GLA55
Anne Teresa De Keersmaeker / Rosas
In 2026, Dance Reflections by Van Cleef & Arpels is supporting Anne Teresa De Keersmaeker for her new creation GLA55.
Certain “early works” carry a very particular tone. They do not age, and continue to remind us of the surge of energy and radicality that accompanies the invention of a style. Today, Anne Teresa De Keersmaeker chooses, for the first time, to approach the “beginnings” of a giant of the minimalist adventure: Philip Glass. Radical and timeless, Glass’ music stands out for its paradoxical blend of hyper-formalism and a call to trance.
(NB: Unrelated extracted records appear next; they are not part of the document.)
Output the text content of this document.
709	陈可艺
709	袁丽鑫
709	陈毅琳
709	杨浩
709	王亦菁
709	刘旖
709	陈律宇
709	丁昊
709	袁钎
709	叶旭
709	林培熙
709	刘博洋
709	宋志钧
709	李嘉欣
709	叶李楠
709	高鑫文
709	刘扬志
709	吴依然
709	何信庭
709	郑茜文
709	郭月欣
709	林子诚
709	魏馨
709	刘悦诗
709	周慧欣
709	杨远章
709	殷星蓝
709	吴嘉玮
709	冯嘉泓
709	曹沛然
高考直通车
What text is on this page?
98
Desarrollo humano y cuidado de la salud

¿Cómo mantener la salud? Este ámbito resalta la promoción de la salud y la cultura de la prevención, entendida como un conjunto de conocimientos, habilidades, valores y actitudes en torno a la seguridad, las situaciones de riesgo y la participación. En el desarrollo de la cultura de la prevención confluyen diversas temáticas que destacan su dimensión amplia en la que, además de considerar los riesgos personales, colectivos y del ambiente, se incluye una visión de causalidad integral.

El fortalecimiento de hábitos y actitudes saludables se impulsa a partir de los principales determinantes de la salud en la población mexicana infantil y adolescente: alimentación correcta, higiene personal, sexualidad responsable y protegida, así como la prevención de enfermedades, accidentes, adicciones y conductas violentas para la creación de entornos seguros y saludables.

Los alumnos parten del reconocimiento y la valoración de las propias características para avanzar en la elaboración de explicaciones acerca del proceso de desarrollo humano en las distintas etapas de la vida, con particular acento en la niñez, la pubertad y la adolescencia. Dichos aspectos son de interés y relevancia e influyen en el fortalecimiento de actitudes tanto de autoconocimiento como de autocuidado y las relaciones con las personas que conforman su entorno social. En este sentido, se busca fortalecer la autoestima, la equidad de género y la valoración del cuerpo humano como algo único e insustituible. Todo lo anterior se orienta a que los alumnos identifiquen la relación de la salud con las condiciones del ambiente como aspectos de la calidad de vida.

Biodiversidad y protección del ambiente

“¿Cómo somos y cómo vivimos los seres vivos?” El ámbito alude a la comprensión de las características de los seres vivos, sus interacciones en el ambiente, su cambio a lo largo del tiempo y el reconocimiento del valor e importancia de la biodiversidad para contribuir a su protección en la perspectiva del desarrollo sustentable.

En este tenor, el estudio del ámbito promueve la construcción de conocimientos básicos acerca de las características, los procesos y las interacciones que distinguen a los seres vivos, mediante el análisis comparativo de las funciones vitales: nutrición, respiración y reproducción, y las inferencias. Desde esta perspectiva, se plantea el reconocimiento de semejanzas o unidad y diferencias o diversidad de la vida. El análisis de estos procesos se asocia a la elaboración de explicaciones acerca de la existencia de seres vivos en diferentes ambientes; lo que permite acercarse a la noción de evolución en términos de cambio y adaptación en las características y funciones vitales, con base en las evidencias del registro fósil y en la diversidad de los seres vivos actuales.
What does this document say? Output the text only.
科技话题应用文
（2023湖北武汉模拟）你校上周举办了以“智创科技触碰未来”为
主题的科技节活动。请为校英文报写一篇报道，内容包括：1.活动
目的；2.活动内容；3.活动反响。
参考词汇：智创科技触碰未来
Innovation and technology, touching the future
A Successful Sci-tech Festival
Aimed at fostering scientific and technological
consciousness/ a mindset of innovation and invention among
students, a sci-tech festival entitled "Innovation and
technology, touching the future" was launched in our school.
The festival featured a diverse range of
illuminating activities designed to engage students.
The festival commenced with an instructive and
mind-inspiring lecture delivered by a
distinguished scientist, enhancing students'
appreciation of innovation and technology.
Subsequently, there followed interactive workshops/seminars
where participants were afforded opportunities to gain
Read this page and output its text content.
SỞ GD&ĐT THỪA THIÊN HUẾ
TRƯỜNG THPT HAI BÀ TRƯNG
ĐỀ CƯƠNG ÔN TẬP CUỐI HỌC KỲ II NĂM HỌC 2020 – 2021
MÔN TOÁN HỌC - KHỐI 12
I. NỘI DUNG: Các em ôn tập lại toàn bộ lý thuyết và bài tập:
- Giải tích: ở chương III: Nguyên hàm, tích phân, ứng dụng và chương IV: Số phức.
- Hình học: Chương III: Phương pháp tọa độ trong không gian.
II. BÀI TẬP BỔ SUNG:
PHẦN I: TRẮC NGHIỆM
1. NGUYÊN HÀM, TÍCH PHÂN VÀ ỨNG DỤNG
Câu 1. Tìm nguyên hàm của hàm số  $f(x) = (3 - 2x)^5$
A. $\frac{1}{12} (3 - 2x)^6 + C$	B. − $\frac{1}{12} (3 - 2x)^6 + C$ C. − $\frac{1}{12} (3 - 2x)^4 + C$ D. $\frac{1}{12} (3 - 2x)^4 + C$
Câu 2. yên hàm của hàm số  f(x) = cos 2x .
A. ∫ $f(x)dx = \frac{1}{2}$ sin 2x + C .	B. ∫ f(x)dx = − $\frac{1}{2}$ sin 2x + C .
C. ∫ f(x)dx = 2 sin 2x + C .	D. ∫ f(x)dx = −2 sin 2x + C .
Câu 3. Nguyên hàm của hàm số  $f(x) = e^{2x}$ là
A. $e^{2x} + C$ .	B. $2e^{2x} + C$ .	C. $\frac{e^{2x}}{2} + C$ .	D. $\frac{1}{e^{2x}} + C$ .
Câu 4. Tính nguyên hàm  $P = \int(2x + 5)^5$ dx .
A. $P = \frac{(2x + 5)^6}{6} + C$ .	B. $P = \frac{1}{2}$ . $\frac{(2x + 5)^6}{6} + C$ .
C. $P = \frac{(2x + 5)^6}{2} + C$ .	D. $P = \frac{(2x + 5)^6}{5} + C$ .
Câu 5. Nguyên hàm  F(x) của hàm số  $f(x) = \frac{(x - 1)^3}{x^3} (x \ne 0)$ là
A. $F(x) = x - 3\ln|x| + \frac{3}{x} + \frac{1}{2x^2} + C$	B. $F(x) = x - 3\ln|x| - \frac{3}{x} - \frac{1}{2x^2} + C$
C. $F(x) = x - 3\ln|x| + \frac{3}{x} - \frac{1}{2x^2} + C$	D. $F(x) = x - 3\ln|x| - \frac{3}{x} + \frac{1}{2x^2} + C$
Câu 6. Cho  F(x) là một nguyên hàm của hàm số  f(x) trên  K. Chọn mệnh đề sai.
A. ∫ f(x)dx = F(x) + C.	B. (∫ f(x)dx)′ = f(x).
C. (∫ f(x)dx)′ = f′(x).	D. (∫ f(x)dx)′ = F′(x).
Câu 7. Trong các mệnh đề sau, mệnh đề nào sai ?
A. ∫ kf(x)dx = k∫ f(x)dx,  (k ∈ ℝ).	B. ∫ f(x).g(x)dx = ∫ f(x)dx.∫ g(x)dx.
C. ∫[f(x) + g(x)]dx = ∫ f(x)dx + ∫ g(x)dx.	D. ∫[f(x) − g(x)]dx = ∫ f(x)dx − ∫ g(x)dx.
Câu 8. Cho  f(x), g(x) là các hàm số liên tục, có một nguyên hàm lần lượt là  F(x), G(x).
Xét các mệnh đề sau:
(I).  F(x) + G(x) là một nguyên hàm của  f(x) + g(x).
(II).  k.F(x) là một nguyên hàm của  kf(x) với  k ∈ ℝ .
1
Music in Contrary Motion, Music in Fifths, Music in Similar Motion, Music with Changing Parts: the four pieces selected by De Keersmaeker all date from 1969–1970, a highly fertile period in the composer’s trajectory. They bear traces of a decisive encounter: during his studies in Paris a few years earlier, Philip Glass was engaged as an assistant by the Indian composer and sitar player Ravi Shankar. The latter asked him to transcribe his music into Western notation, a difficult problem that proved revelatory for Glass: “I erased all the bar lines. And suddenly, I saw the flow of the rhythm that I hadn’t seen before.”
It was at this moment that the young artist discovered the potential of music based on the combination of very brief patterns. This technique makes it possible to create a musical flow that is vertiginous and fast like a torrent—both repetitive and unpredictable. Upon his return to New York in 1967, another artistic shock awaited Philip Glass. Sobriety and reduction had become the watchwords of American modern art, championed by visual artists such as Sol LeWitt, Richard Serra, and Donald Judd.
This entire aesthetic adventure nourishes the project GLA55. In it, Anne Teresa De Keersmaeker turns to a guiding principle that recurs throughout her career: to exploit an to the fullest extent material reduced to its minimum. Added to this is the notion of trance, and the obsession with turning. Circles, spirals, and ellipses will play a central role in this ten-part work, along with the curve that geometers refer to as a lemniscate: the ∞ , the ribbon of infinity.
For this occasion, Anne Teresa De Keersmaeker brings together six Rosas dancers and the musicians of the ensemble Bl!ndman—whose 2024 recording of music by Glass (American Icons) was unanimously acclaimed by critics—as well as her long-time collaborators from the ensemble Ictus (for their sixteenth collaboration!). They will share their converging approaches to the music of Philip Glass, in search of a transcendental experience and a practice of dance that, like the music that carries it, “erases all the bar lines.”